The woman moved her eyes and to Aleksi's horror he realized that she was looking at him. "Who is this?" she asked.
It was like being under the scrutiny of the gods. Maybe she was one of the gods, manifesting from the heavens to oversee her children on the earth.
"That," said the prince, not looking up, "is Tess's brother Aleksi."
"Oh," said the woman. "Hello, Aleksi. I'm Suzanne. Pleased to meet you." Then she grinned, betraying her humanity.

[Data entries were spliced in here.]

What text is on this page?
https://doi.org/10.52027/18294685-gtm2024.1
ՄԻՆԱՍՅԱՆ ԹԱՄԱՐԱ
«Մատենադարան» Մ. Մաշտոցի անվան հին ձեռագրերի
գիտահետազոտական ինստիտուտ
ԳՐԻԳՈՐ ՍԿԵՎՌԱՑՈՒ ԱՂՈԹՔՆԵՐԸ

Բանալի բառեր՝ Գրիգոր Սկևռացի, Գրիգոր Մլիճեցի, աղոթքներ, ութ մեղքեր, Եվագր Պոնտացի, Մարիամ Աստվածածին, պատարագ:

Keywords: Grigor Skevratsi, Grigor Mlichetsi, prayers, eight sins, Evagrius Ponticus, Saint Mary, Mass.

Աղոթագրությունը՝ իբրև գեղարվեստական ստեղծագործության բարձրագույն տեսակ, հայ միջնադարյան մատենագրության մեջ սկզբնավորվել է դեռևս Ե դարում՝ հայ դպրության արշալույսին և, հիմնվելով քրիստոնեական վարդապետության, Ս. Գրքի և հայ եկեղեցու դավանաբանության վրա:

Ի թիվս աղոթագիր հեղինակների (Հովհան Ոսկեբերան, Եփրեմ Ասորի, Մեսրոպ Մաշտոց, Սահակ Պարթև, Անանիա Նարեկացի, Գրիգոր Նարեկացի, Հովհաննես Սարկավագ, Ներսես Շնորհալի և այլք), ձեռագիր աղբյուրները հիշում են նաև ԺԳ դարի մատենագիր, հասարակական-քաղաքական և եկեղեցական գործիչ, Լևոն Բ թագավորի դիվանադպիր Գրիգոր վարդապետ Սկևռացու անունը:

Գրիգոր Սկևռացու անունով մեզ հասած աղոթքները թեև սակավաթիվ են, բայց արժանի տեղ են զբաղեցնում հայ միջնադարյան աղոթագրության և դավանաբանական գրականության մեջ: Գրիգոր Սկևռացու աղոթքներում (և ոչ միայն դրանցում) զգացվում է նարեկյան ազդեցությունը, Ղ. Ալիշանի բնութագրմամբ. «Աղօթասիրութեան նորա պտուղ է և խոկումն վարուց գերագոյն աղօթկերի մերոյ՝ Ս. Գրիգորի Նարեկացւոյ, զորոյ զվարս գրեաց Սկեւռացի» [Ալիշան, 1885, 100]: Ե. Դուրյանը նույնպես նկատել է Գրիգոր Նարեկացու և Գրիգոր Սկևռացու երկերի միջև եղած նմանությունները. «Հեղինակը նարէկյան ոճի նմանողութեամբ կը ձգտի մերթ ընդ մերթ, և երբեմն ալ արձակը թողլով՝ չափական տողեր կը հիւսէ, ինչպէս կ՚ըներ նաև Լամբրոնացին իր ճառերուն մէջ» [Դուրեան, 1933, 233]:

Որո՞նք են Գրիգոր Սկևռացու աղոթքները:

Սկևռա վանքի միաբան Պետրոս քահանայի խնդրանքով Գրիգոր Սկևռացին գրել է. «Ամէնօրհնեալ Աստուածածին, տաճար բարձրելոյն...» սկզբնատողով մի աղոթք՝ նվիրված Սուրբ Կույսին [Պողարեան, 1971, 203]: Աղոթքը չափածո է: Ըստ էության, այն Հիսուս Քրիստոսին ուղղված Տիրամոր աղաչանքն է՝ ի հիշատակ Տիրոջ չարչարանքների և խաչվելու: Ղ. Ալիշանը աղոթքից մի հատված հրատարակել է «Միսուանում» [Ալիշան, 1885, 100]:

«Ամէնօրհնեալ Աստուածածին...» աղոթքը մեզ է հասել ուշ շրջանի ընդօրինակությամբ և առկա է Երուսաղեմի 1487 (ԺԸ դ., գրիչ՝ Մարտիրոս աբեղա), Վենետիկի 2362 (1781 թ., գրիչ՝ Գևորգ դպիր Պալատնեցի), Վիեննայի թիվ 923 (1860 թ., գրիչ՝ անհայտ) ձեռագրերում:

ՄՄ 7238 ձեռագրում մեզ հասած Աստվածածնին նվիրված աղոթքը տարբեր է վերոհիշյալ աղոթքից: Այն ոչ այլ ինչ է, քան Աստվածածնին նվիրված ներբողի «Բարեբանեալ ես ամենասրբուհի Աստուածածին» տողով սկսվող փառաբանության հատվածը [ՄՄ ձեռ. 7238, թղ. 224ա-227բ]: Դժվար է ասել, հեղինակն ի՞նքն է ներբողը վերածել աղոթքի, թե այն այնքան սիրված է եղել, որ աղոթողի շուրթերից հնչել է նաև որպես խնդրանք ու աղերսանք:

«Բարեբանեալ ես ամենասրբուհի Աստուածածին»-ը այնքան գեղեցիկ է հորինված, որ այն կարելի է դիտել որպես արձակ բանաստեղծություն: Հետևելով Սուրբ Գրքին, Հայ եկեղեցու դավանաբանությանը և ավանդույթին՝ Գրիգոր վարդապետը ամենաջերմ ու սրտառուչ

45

Aleksi did not think that gods introduced themselves.
"Well met," he said reflexively, and was rewarded by a second smile before her attention moved back to the prince.
"The Protocol Office can, of course, act on the emperor's behest or even its own behest, but in this case it seems to have been the officers stationed on Earth who moved against Keinaba, in which case-"
"In which case," interrupted Soerensen, "it was Naroshi who put them up to it."
The woman shrugged. "He did say he would keep an eye on you."
The prince smiled suddenly, an ironic quirk of the lips. "So I can't say that he didn't warn me? This is all very well, but I'm going to have to come back now."
"Yes," Suzanne agreed, looking quite serious. "You must. You're the only one who can extricate them."
"And the information Echido alone holds, not to mention that ke, is far, far too valuable to fall into Naroshi's hands, since we don't know how much he knows, or how much he learned when his agents were at Morava, or whether they even got hold of a cylinder like Tess did. Suzanne, think of the consequences!"
"I'm thinking," she said gravely.
"This could destroy everything we've started to build. Aleksi." He straightened up. He looked, to Aleksi, somehow brighter and more vital than he had before this strange communication, as if the challenge animated him. As if this sort of challenge was what he lived for. "I have two notes here, one for Cara and one for Tess. Find a courier, someone trustworthy, to take the messages to them- there should still be actors in the Company camp, if need be. I'll need you back at once, because we have to leave now. Suzanne, how will you pick me up?"